Kenya’s port of Mombasa is the larger and most developed of the two processing 24 million tones of dead weight cargo as at June 2017 against the port of Dar es Salaam that recorded 13.7 million tones over the same period of time according to annual reports from the respective port authorities.

At the same time, the port of Mombasa has recorded a 31 per cent increase in absolute cargo throughput over the past five years while the port of Dar es Salaam has marked a marginal 4.2 per cent increase over the same period of time.

“…The private sector, which employs 90 per cent of our working population, must actively seek to become more regionally and globally competitive. 

This is incorrect. Kenya’s statistics office segments Kenya’s working population into three main categories: wage employees, covering the private and public sector, self-employed and unpaid family workers and informal sector employees.

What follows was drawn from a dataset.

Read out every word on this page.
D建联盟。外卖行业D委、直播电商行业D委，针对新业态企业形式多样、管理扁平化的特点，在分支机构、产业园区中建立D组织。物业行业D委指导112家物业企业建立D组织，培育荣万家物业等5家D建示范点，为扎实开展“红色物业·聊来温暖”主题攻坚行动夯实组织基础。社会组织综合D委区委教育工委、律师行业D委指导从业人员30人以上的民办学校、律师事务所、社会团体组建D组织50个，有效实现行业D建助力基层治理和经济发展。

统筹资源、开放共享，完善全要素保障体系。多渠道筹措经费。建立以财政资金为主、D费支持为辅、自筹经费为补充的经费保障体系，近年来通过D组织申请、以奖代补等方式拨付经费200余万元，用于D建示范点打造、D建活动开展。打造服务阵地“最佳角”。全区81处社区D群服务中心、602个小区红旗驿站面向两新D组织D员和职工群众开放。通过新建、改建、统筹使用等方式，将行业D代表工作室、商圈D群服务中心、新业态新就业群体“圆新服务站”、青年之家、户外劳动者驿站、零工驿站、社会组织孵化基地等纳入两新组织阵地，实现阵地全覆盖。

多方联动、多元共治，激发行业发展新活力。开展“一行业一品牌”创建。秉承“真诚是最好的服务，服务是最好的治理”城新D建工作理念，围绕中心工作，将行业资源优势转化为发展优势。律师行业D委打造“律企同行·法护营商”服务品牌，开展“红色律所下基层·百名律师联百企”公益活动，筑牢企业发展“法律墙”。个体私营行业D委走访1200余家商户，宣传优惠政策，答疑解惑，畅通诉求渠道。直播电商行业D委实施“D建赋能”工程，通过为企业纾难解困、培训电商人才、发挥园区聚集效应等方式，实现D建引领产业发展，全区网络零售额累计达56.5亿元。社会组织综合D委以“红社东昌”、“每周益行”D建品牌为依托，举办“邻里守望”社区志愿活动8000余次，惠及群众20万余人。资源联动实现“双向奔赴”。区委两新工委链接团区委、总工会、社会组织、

The latest statistics indicate that the majority of working Kenyans earn a living from the informal sector that recorded 14 million workers last year.

Wage employees in the private sector stood at 1.8 million with another 790,000 in the public sector. The private sector thus accounts for just 10.7 per cent of Kenya’s total working population and not 90 per cent as claimed by the president.